手当てを受け危険は脱した周さんだったが、傷口のただれは30センチほどにも達し、新しい皮膚組織が形成されにくくなっていた。もしこれ以上悪化すれば、骨髄炎の併発を防ぐために足を切断するしかない、という状態だったのである。
ランズブロー医師は、医学書に植皮手術の記載があるのに目を止め、この方法ならうまくいくかも知れないとひそかに考えていた。だが、周さんの体は衰弱しており、他の部位からの皮膚移植は無理だと思われたし、父親も一家を支えながら周さんの世話をする毎日で、適当な人選とは言えなかった。そんな時、自分の足の皮膚を周さんに移植してくれと願い出たのが、ランズブロー夫人のマージョリーだった。

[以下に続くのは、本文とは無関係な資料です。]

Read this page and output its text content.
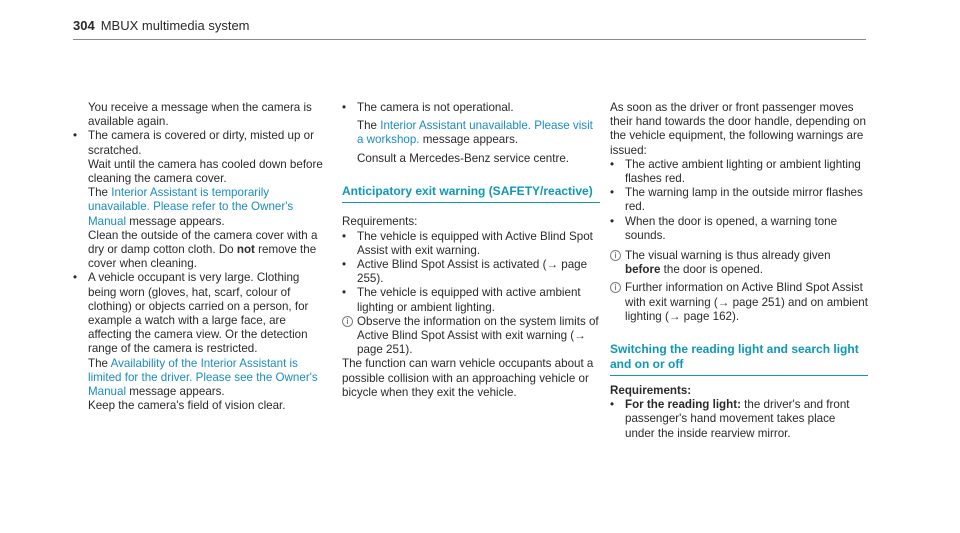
304 MBUX multimedia system

You receive a message when the camera is available again.

• The camera is covered or dirty, misted up or scratched.

Wait until the camera has cooled down before cleaning the camera cover.

The Interior Assistant is temporarily unavailable. Please refer to the Owner's Manual message appears.

Clean the outside of the camera cover with a dry or damp cotton cloth. Do not remove the cover when cleaning.

• A vehicle occupant is very large. Clothing being worn (gloves, hat, scarf, colour of clothing) or objects carried on a person, for example a watch with a large face, are affecting the camera view. Or the detection range of the camera is restricted.

The Availability of the Interior Assistant is limited for the driver. Please see the Owner's Manual message appears.

Keep the camera's field of vision clear.

• The camera is not operational.

The Interior Assistant unavailable. Please visit a workshop. message appears.

Consult a Mercedes-Benz service centre.

Anticipatory exit warning (SAFETY/reactive)

Requirements:

• The vehicle is equipped with Active Blind Spot Assist with exit warning.

• Active Blind Spot Assist is activated (→ page 255).

• The vehicle is equipped with active ambient lighting or ambient lighting.

i Observe the information on the system limits of Active Blind Spot Assist with exit warning (→ page 251).

The function can warn vehicle occupants about a possible collision with an approaching vehicle or bicycle when they exit the vehicle.

As soon as the driver or front passenger moves their hand towards the door handle, depending on the vehicle equipment, the following warnings are issued:

• The active ambient lighting or ambient lighting flashes red.

• The warning lamp in the outside mirror flashes red.

• When the door is opened, a warning tone sounds.

i The visual warning is thus already given before the door is opened.

i Further information on Active Blind Spot Assist with exit warning (→ page 251) and on ambient lighting (→ page 162).

Switching the reading light and search light and on or off

Requirements:

• For the reading light: the driver's and front passenger's hand movement takes place under the inside rearview mirror.
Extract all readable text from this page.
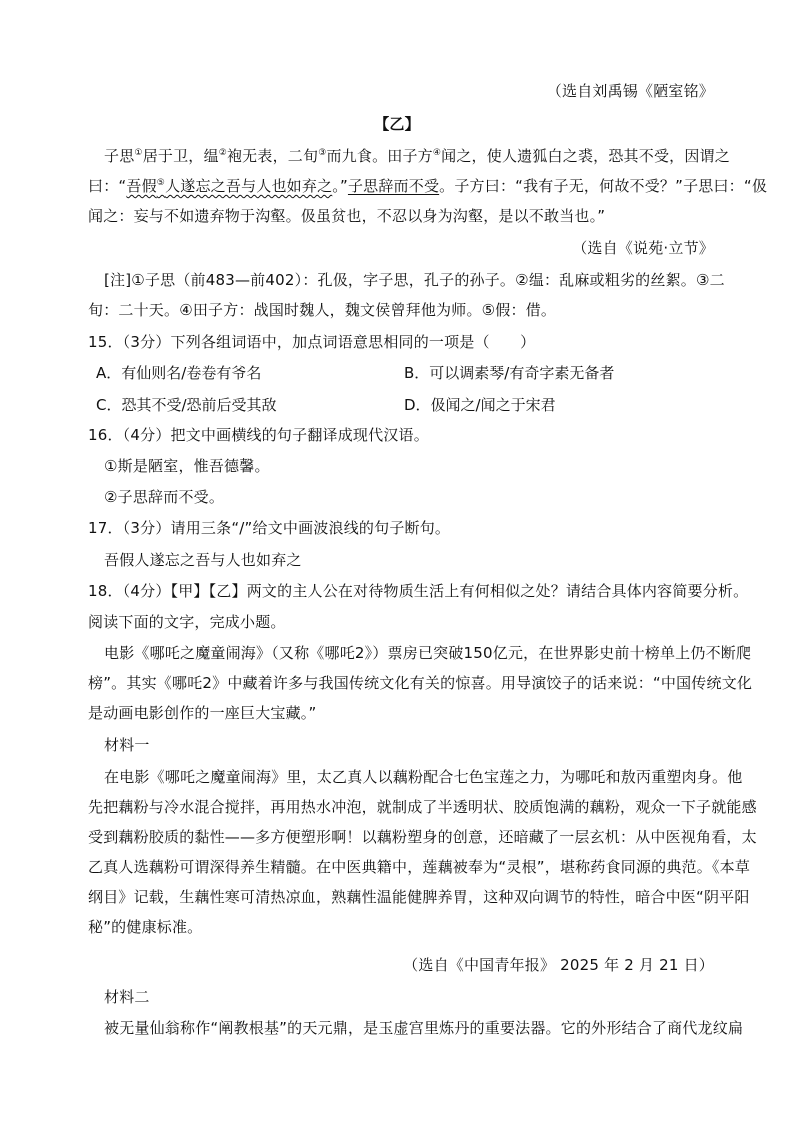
（选自刘禹锡《陋室铭》
【乙】
子思①居于卫，缊②袍无表，二旬③而九食。田子方④闻之，使人遗狐白之裘，恐其不受，因谓之
曰：“吾假⑤人遂忘之吾与人也如弃之。”子思辞而不受。子方曰：“我有子无，何故不受？”子思曰：“伋
闻之：妄与不如遗弃物于沟壑。伋虽贫也，不忍以身为沟壑，是以不敢当也。”
（选自《说苑·立节》
[注]①子思（前483—前402）：孔伋，字子思，孔子的孙子。②缊：乱麻或粗劣的丝絮。③二
旬：二十天。④田子方：战国时魏人，魏文侯曾拜他为师。⑤假：借。
15．（3分）下列各组词语中，加点词语意思相同的一项是（　　）
A．有仙则名/卷卷有爷名	B．可以调素琴/有奇字素无备者
C．恐其不受/恐前后受其敌	D．伋闻之/闻之于宋君
16．（4分）把文中画横线的句子翻译成现代汉语。
①斯是陋室，惟吾德馨。
②子思辞而不受。
17．（3分）请用三条“/”给文中画波浪线的句子断句。
吾假人遂忘之吾与人也如弃之
18．（4分）【甲】【乙】两文的主人公在对待物质生活上有何相似之处？请结合具体内容简要分析。
阅读下面的文字，完成小题。
电影《哪吒之魔童闹海》（又称《哪吒2》）票房已突破150亿元，在世界影史前十榜单上仍不断爬
榜”。其实《哪吒2》中藏着许多与我国传统文化有关的惊喜。用导演饺子的话来说：“中国传统文化
是动画电影创作的一座巨大宝藏。”
材料一
在电影《哪吒之魔童闹海》里，太乙真人以藕粉配合七色宝莲之力，为哪吒和敖丙重塑肉身。他
先把藕粉与冷水混合搅拌，再用热水冲泡，就制成了半透明状、胶质饱满的藕粉，观众一下子就能感
受到藕粉胶质的黏性——多方便塑形啊！以藕粉塑身的创意，还暗藏了一层玄机：从中医视角看，太
乙真人选藕粉可谓深得养生精髓。在中医典籍中，莲藕被奉为“灵根”，堪称药食同源的典范。《本草
纲目》记载，生藕性寒可清热凉血，熟藕性温能健脾养胃，这种双向调节的特性，暗合中医“阴平阳
秘”的健康标准。
（选自《中国青年报》 2025 年 2 月 21 日）
材料二
被无量仙翁称作“阐教根基”的天元鼎，是玉虚宫里炼丹的重要法器。它的外形结合了商代龙纹扁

周さんは当時を回想し、「麻酔の効き目が弱く、手術中にふと意識を戻した私の目に入ったのは、ランズブロー医師がまさに夫人の足の皮膚を切り取っている光景だった。電撃を受けたようなショックが私の全身を貫いた。夫人が私に皮膚をくれると言っていたのは、本当のことだったのか」と述べている。
当時は、異体間の移植に拒絶反応が起こることがまだ知られておらず、夫人の足から移植された、幅3センチ、長さ10センチほどの4枚の皮膚は、周さんの体にとどまることなく、手術は失敗に終わった。
1ヵ月後、ランズブロー医師は周さん自身の皮膚を移植し、傷口もかなり好転した。4ヶ月後に再び手術をして、その1年後、周さんはついに全治し、退院したのである。
感謝の思いがつのり、周金耀さんは教会に入り、後に牧師となる。これまでに台湾福音連誼会主席、台南神学院董事長、台湾基督長老教会総会議長などを務めてきた。
1905年、台湾南北をつなぐ鉄道が開通すると、彰化の町は台湾中南部の交通の要所となり、彰化キリスト教病院を訪れる患者も更に増加した。
ランズブロー医師は、台北医科専門学校(台湾大学病院の前身で、当時は日本人学生が多く学んでいた)から台湾人の卒業生を2人、医師として招いた。この2人は十分に職務を尽くしたのだが、患者の多くは台湾人医師の診断を受けたがらないのが現状だった。ランズブローに対する人々の敬愛は、「ランズブロー先生の顔を拝むだけで病気は半分よくなったも同じ」というように、崇拝とも言えるものだったのである。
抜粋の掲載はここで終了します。